Apr 13, 2007 10:27 GMT  ·  By

Some anthropologists name the human species "the beautiful ape" or "the beautiful monkey".

Looking at some of our counterparts, I seriously doubt this, but what I really do not doubt is that we are a type of monkey. And the first monkey whose genome has been sequenced, the rhesus macaque, confirms it: we share 93 % of our genes.

This primate could be the most common employed in lab researches, due to many of their characteristics. They are one of the most adaptable monkey species in the world, able to live from the deserts of Afghanistan and northern India till the cool mountains of southern China and are easy to keep in laboratories.

These monkeys gave their name to the blood Rh factor, found in 1937 after researches conducted on them. This is also the first monkey species to have traveled into space and to be cloned.

And many past and current researches on brain activity, drug addiction and HIV, primate-related, are made on these monkeys. "The sequence of the rhesus macaque's genome will be a powerful tool for research with the monkeys aimed at understanding human biology," said consortium leader Richard Gibbs, director of the Baylor College of Medicine's Human Genome Sequencing Center in Houston.

"Right now if you perform an experiment on a person, there's no way that you would think that all people are the same, when it comes to a response to a drug or behavior or anything," said Gibbs. "Being able to understand them on a genetic level will help explain variation in their responses and will allow for smarter experiments that make us more clever at deciphering results."

The new investigation, carried on by an international team of 170 researchers, as previously said, found about 93 % of common DNA between humans and the rhesus macaques while previous investigations discovered in the case of humans and chimpanzees a 98 - 99 % value. "The fact that rhesus monkeys are further away from humans in evolution will help illuminate what makes humans different from other apes in ways that chimps, which are so closely related to us, could not," Gibbs said.

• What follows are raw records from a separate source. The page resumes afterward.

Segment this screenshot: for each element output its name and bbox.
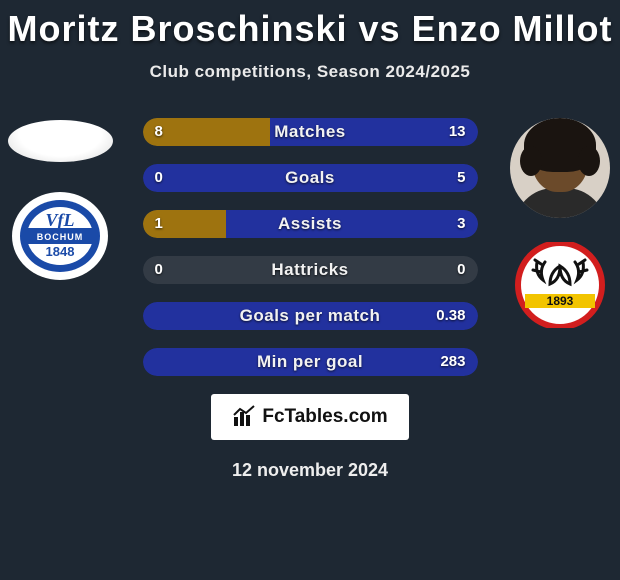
stat-label: Goals per match [143, 302, 478, 330]
date-line: 12 november 2024 [0, 460, 620, 481]
svg-text:BOCHUM: BOCHUM [37, 232, 84, 242]
right-player-column: 1893 [500, 118, 620, 328]
stat-row: 13Assists [143, 210, 478, 238]
right-club-badge: 1893 [511, 242, 609, 328]
stat-label: Min per goal [143, 348, 478, 376]
logo-chart-icon [232, 405, 256, 429]
stat-row: 813Matches [143, 118, 478, 146]
stat-bars: 813Matches 05Goals 13Assists 00Hattricks 0.3… [143, 118, 478, 376]
svg-text:VfL: VfL [46, 210, 75, 230]
stat-row: 0.38Goals per match [143, 302, 478, 330]
svg-text:1848: 1848 [46, 244, 75, 259]
left-player-photo [8, 120, 113, 162]
stat-row: 05Goals [143, 164, 478, 192]
svg-text:1893: 1893 [547, 294, 574, 308]
stat-label: Matches [143, 118, 478, 146]
stat-label: Assists [143, 210, 478, 238]
fctables-logo: FcTables.com [211, 394, 409, 440]
stat-row: 283Min per goal [143, 348, 478, 376]
right-player-photo [510, 118, 610, 218]
page-title: Moritz Broschinski vs Enzo Millot [0, 0, 620, 50]
subtitle: Club competitions, Season 2024/2025 [0, 62, 620, 82]
left-club-badge: VfL BOCHUM 1848 [10, 190, 110, 282]
stat-row: 00Hattricks [143, 256, 478, 284]
comparison-area: VfL BOCHUM 1848 1893 813Matches 05Goals 13… [0, 118, 620, 376]
stat-label: Goals [143, 164, 478, 192]
stat-label: Hattricks [143, 256, 478, 284]
left-player-column: VfL BOCHUM 1848 [0, 118, 120, 282]
logo-text: FcTables.com [262, 406, 387, 428]
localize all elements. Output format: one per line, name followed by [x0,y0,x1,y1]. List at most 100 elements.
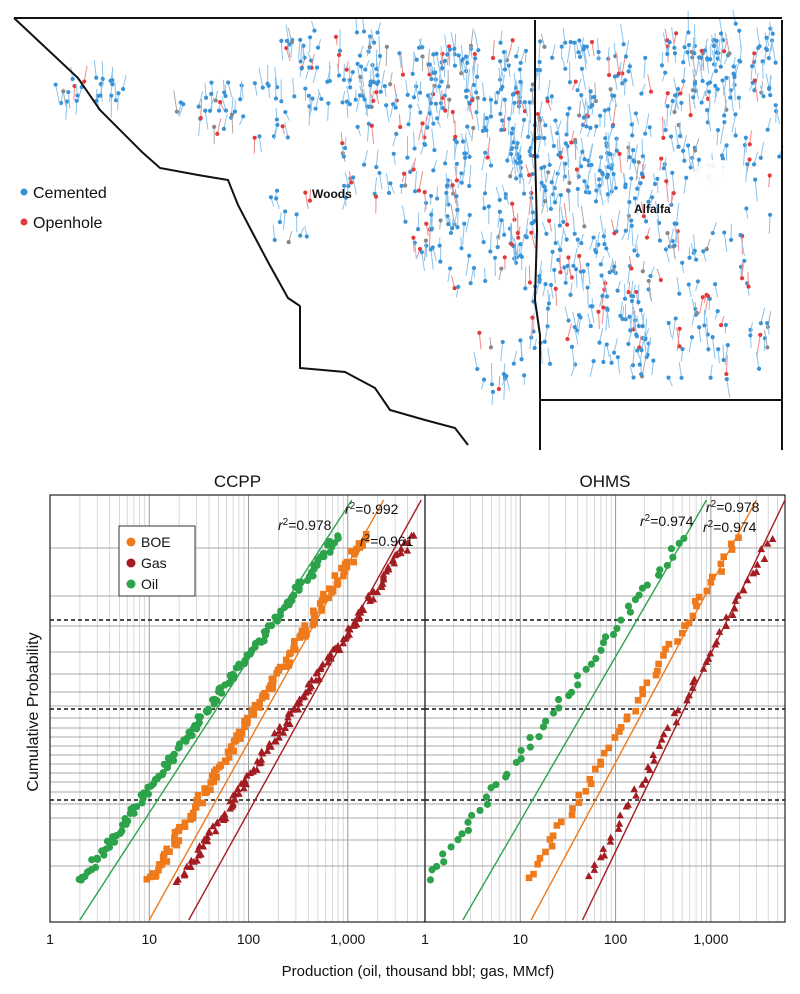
well [344,172,351,189]
well [607,132,612,157]
well [490,39,496,61]
well [710,222,717,236]
well [433,101,439,114]
well [418,121,425,141]
x-tick-label: 100 [604,931,628,947]
point-gas [649,751,657,759]
point-boe [557,818,565,826]
well [673,31,679,45]
well [596,49,601,61]
well [502,373,507,386]
well [672,51,678,63]
well [488,97,494,114]
well [238,114,246,126]
well [597,113,603,127]
well [297,37,303,60]
well [573,137,578,160]
r2-annotation-gas: r2=0.961 [360,533,414,549]
well [546,289,552,306]
point-gas [326,650,335,658]
well [510,126,518,148]
legend-label-boe: BOE [141,534,171,550]
well [584,107,589,129]
well [279,38,284,61]
well [542,135,547,147]
well [559,44,564,59]
well [647,74,654,94]
well [596,309,601,329]
point-boe [181,819,189,827]
well [431,160,438,173]
well [547,347,553,366]
well [455,284,461,298]
well [361,18,367,34]
point-boe [662,645,669,653]
well [708,48,713,62]
well [764,32,770,52]
point-boe [156,861,163,868]
point-boe [534,860,541,868]
well [721,344,726,363]
point-gas [685,691,693,699]
point-gas [657,735,666,743]
well [450,219,455,231]
legend-cemented-label: Cemented [33,185,107,202]
point-gas [335,645,344,653]
well [623,304,628,322]
point-gas [272,737,280,745]
well [450,204,457,227]
point-gas [346,625,354,633]
well [341,63,347,82]
point-oil [334,534,342,543]
well [415,212,421,232]
well [557,210,562,228]
well [110,66,115,83]
well [687,247,692,260]
well [347,66,352,83]
well [593,186,599,204]
well [268,195,275,207]
well [756,332,763,357]
well [577,253,582,272]
well [549,94,554,105]
well [366,121,371,142]
well [284,45,291,62]
well [419,250,425,271]
well [573,267,579,288]
point-gas [752,567,761,575]
point-boe [256,704,263,711]
point-boe [639,690,647,698]
point-boe [241,723,248,731]
well [764,329,770,350]
point-boe [592,765,599,773]
point-boe [175,837,183,844]
well [672,229,678,248]
point-oil [613,624,621,633]
well [665,231,672,249]
well [560,206,566,224]
well [540,33,547,49]
point-gas [197,850,205,858]
point-boe [338,564,345,572]
well [215,118,222,136]
point-gas [195,842,204,850]
well [435,186,440,201]
well [567,61,572,85]
point-gas [728,611,737,619]
point-gas [211,827,220,835]
well [453,207,460,227]
well [64,99,70,120]
well [198,98,203,121]
well [353,89,358,102]
well [465,45,472,65]
well [232,99,238,114]
well [411,157,416,172]
point-oil [535,733,543,741]
well [631,284,636,299]
well [431,128,437,153]
well [704,81,711,96]
well [566,39,573,64]
point-boe [347,547,355,555]
point-boe [318,606,326,614]
well [711,50,718,74]
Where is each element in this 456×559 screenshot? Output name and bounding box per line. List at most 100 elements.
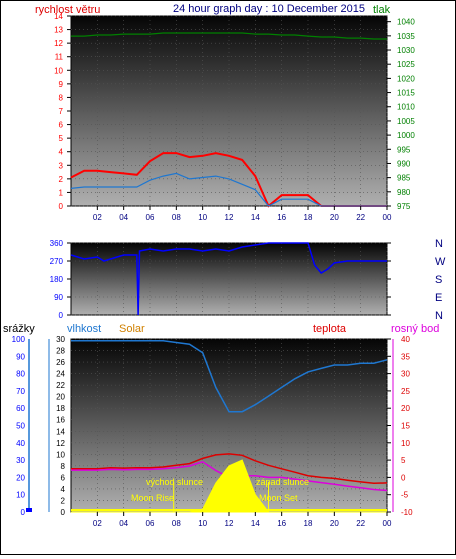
pressure-tick-label: 1010 [397,103,415,112]
humidity-tick-label: 10 [56,450,65,459]
wind-speed-tick-label: 1 [59,188,64,197]
x-tick-label: 00 [383,213,392,222]
x-tick-label: 22 [356,519,365,528]
wind-speed-tick-label: 4 [59,148,64,157]
humidity-tick-label: 24 [56,370,65,379]
humidity-tick-label: 26 [56,358,65,367]
humidity-tick-label: 6 [61,473,66,482]
compass-tick-label: N [435,238,443,250]
pressure-tick-label: 1015 [397,89,415,98]
pressure-tick-label: 1035 [397,32,415,41]
pressure-tick-label: 1020 [397,74,415,83]
humidity-tick-label: 22 [56,381,65,390]
humidity-tick-label: 12 [56,439,65,448]
humidity-tick-label: 0 [61,508,66,517]
dewpoint-axis-title: rosný bod [391,323,439,335]
temperature-tick-label: 15 [401,422,410,431]
x-tick-label: 12 [225,519,234,528]
x-tick-label: 02 [93,213,102,222]
pressure-tick-label: 995 [397,145,411,154]
x-tick-label: 14 [251,519,260,528]
x-tick-label: 18 [304,213,313,222]
humidity-tick-label: 18 [56,404,65,413]
humidity-tick-label: 8 [61,462,66,471]
x-tick-label: 00 [383,519,392,528]
x-tick-label: 14 [251,213,260,222]
compass-tick-label: W [435,256,446,268]
temperature-tick-label: 40 [401,335,410,344]
wind-speed-tick-label: 14 [54,12,63,21]
pressure-tick-label: 985 [397,174,411,183]
series-line-temperature [71,453,388,485]
x-tick-label: 10 [198,519,207,528]
humidity-tick-label: 4 [61,485,66,494]
temperature-tick-label: 35 [401,352,410,361]
x-tick-label: 08 [172,519,181,528]
temperature-tick-label: 30 [401,370,410,379]
rain-axis-title: srážky [3,323,35,335]
rain-bar [26,508,32,512]
pressure-axis-title: tlak [373,4,391,16]
wind-speed-tick-label: 8 [59,93,64,102]
humidity-tick-label: 30 [56,335,65,344]
rain-tick-label: 70 [16,387,25,396]
x-tick-label: 04 [119,519,128,528]
direction-tick-label: 180 [50,275,64,284]
humidity-tick-label: 14 [56,427,65,436]
temperature-tick-label: 0 [401,473,406,482]
wind-speed-axis-title: rychlost větru [35,4,100,16]
temperature-tick-label: 25 [401,387,410,396]
moonrise-label: Moon Rise [131,493,174,503]
x-tick-label: 02 [93,519,102,528]
rain-tick-label: 10 [16,491,25,500]
series-line-direction [70,242,387,316]
rain-tick-label: 20 [16,473,25,482]
wind-speed-tick-label: 9 [59,80,64,89]
x-tick-label: 10 [198,213,207,222]
pressure-tick-label: 1005 [397,117,415,126]
direction-tick-label: 270 [50,257,64,266]
x-tick-label: 04 [119,213,128,222]
wind-speed-tick-label: 5 [59,134,64,143]
temperature-tick-label: -5 [401,491,409,500]
direction-tick-label: 0 [59,311,64,320]
temperature-tick-label: 5 [401,456,406,465]
wind-speed-tick-label: 7 [59,107,64,116]
series-line-humidity [71,339,388,413]
wind-speed-tick-label: 10 [54,66,63,75]
direction-tick-label: 90 [54,293,63,302]
humidity-axis-title: vlhkost [67,323,101,335]
humidity-tick-label: 2 [61,496,66,505]
wind-speed-tick-label: 13 [54,26,63,35]
pressure-tick-label: 975 [397,202,411,211]
pressure-tick-label: 1025 [397,60,415,69]
temperature-axis-title: teplota [313,323,347,335]
wind-speed-tick-label: 2 [59,175,64,184]
x-tick-label: 06 [146,519,155,528]
x-tick-label: 16 [277,519,286,528]
pressure-tick-label: 990 [397,159,411,168]
humidity-tick-label: 16 [56,416,65,425]
direction-tick-label: 360 [50,239,64,248]
solar-axis-title: Solar [119,323,145,335]
compass-tick-label: N [435,310,443,322]
temperature-tick-label: 20 [401,404,410,413]
pressure-tick-label: 1040 [397,18,415,27]
x-tick-label: 08 [172,213,181,222]
graph-title: 24 hour graph day : 10 December 2015 [173,3,365,15]
moonset-label: Moon Set [259,493,298,503]
wind-speed-tick-label: 0 [59,202,64,211]
wind-speed-tick-label: 6 [59,121,64,130]
rain-tick-label: 0 [21,508,26,517]
sunset-label: západ slunce [256,477,309,487]
series-area-solar [71,459,387,513]
x-tick-label: 06 [146,213,155,222]
x-tick-label: 18 [304,519,313,528]
rain-tick-label: 60 [16,404,25,413]
rain-tick-label: 40 [16,439,25,448]
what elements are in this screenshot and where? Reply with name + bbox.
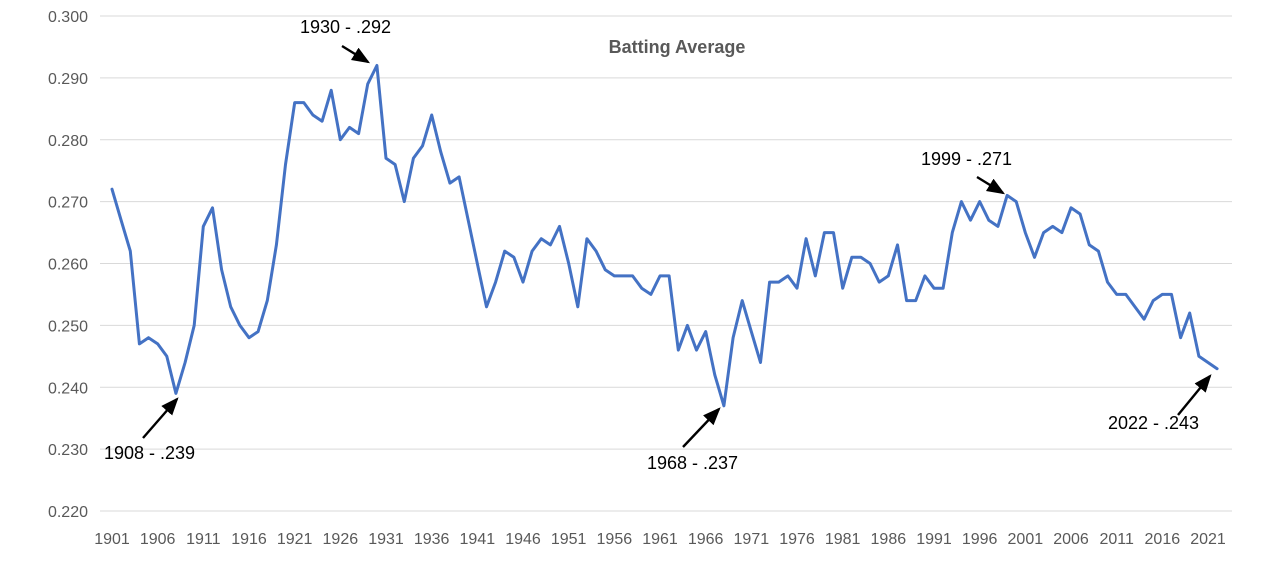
- annotation-arrow: [142, 397, 179, 439]
- y-axis-tick-label: 0.250: [48, 318, 88, 335]
- annotation-arrows: [142, 44, 1212, 448]
- x-axis-tick-label: 2001: [1008, 531, 1044, 548]
- chart-title: Batting Average: [608, 37, 746, 57]
- x-axis-tick-label: 1971: [734, 531, 770, 548]
- x-axis-tick-label: 1936: [414, 531, 450, 548]
- annotation-1930-peak: 1930 - .292: [300, 17, 392, 37]
- x-axis-tick-label: 2011: [1099, 531, 1134, 548]
- annotation-arrow: [1177, 374, 1212, 416]
- gridlines: [100, 15, 1232, 512]
- x-axis-tick-label: 1951: [551, 531, 587, 548]
- annotation-arrow: [976, 175, 1006, 195]
- annotation-1908-low: 1908 - .239: [104, 443, 196, 463]
- x-axis-tick-label: 1906: [140, 531, 176, 548]
- y-axis-tick-label: 0.260: [48, 257, 88, 274]
- x-axis-tick-label: 1946: [505, 531, 541, 548]
- annotation-arrow: [682, 407, 721, 448]
- annotation-1968-low: 1968 - .237: [647, 453, 739, 473]
- y-axis-tick-label: 0.280: [48, 133, 88, 150]
- annotation-2022-end: 2022 - .243: [1108, 413, 1200, 433]
- x-axis-tick-label: 1941: [460, 531, 496, 548]
- x-axis-tick-label: 1926: [323, 531, 359, 548]
- x-axis-tick-label: 1956: [597, 531, 633, 548]
- x-axis-tick-label: 2006: [1053, 531, 1089, 548]
- y-axis-tick-label: 0.220: [48, 504, 88, 521]
- y-axis-tick-label: 0.270: [48, 195, 88, 212]
- x-axis-tick-label: 1901: [94, 531, 130, 548]
- x-axis-tick-label: 1911: [186, 531, 221, 548]
- x-axis-tick-label: 1981: [825, 531, 861, 548]
- x-axis-tick-label: 1976: [779, 531, 815, 548]
- y-axis-tick-label: 0.300: [48, 9, 88, 26]
- x-axis-tick-label: 1991: [916, 531, 952, 548]
- annotation-1999-peak: 1999 - .271: [921, 149, 1013, 169]
- x-axis-labels: 1901 1906 1911 1916 1921 1926 1931 1936 1941 1946…: [94, 531, 1226, 548]
- y-axis-labels: 0.300 0.290 0.280 0.270 0.260 0.250 0.240 0.230…: [48, 9, 88, 521]
- x-axis-tick-label: 1986: [871, 531, 907, 548]
- x-axis-tick-label: 2016: [1145, 531, 1181, 548]
- annotation-arrow: [341, 44, 371, 64]
- x-axis-tick-label: 1961: [642, 531, 678, 548]
- x-axis-tick-label: 2021: [1190, 531, 1226, 548]
- y-axis-tick-label: 0.240: [48, 380, 88, 397]
- y-axis-tick-label: 0.230: [48, 442, 88, 459]
- x-axis-tick-label: 1996: [962, 531, 998, 548]
- x-axis-tick-label: 1931: [368, 531, 404, 548]
- y-axis-tick-label: 0.290: [48, 71, 88, 88]
- x-axis-tick-label: 1916: [231, 531, 267, 548]
- x-axis-tick-label: 1921: [277, 531, 313, 548]
- x-axis-tick-label: 1966: [688, 531, 724, 548]
- batting-average-line: [110, 64, 1219, 408]
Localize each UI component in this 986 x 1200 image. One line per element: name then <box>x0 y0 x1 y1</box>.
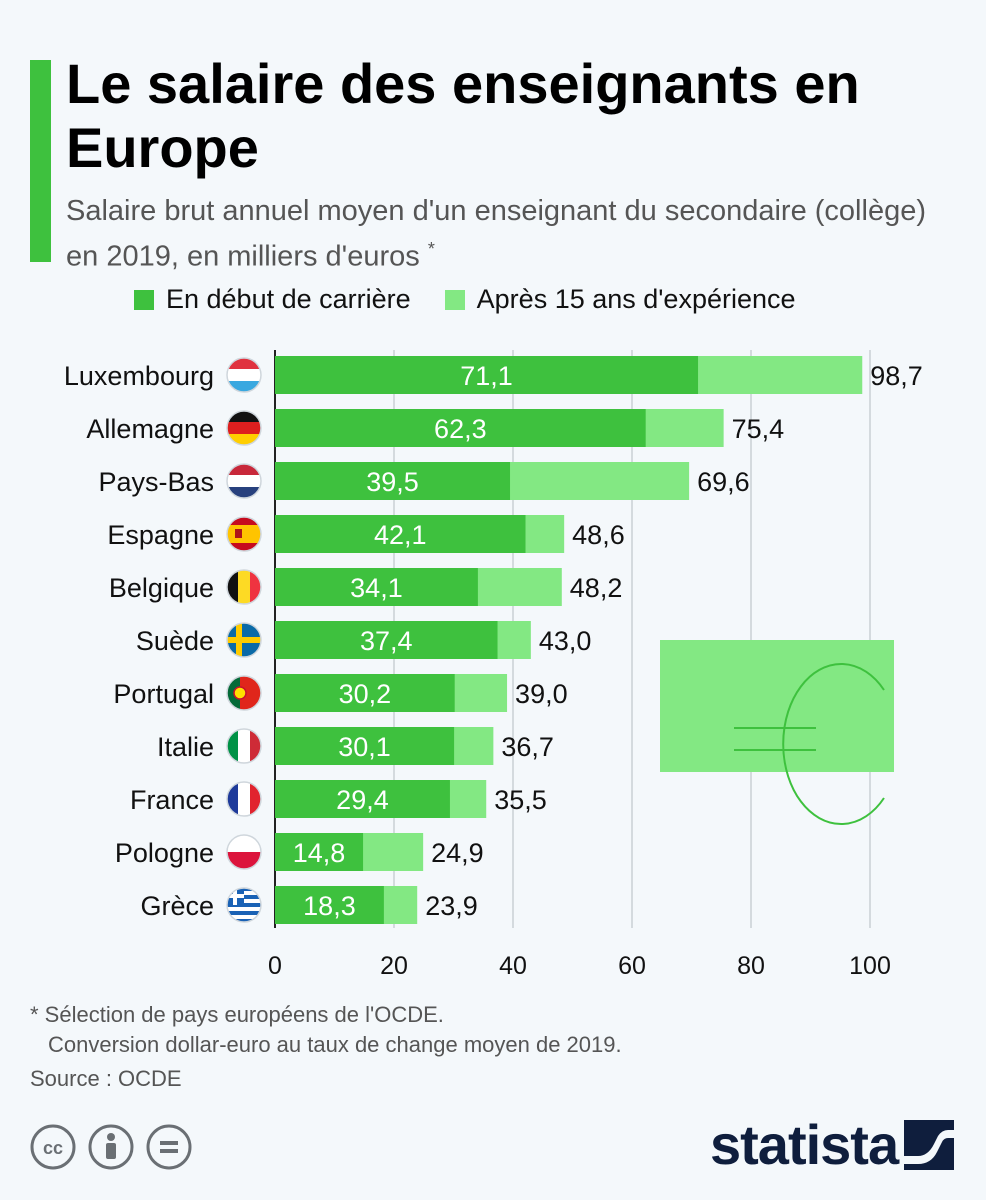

Macaques ancestors are believed to have split off from the common branch that led to humans about 25 million years ago, while chimpanzees about 4 million years ago. The team detected about 200 genes that seem to be crucial players "in defining the shapes of species, in what makes the primates different from us and each other," Gibbs said.

Most of them are implied in hair formation, sperm-egg fusion, immune activity and cell membrane proteins.

The scientists were amazed by the monkey's X chromosome peculiar traits: it displayed a high number of replications in the nearby DNA areas.

The same puzzling rearrangements have been noted in the human lineage's X chromosome after the split off of the chimpanzee, delivering "us new evidence of the unusual role of this sex chromosome in primate evolution," said researcher Aleks Milosavljevic at the Baylor College of Medicine.

The team also detected centromeres, DNA stretches that hold together the two separate DNA branches that make up a chromosome, working somewhat like the center of an X.

9 of the 22 centromeres of the macaques have relocated themselves on their chromosomes in the last 25 million years, after splitting off the common trunk. "If we can get the genome sequences of one representative from each primate lineage, we could reconstitute the ancestral primate genome-what the genome of our common ancestor some 40 to 50 million years ago looked like," said physician scientist Ajit Varki at the University of California at San Diego, who was involved in the chimpanzee genome sequencing project.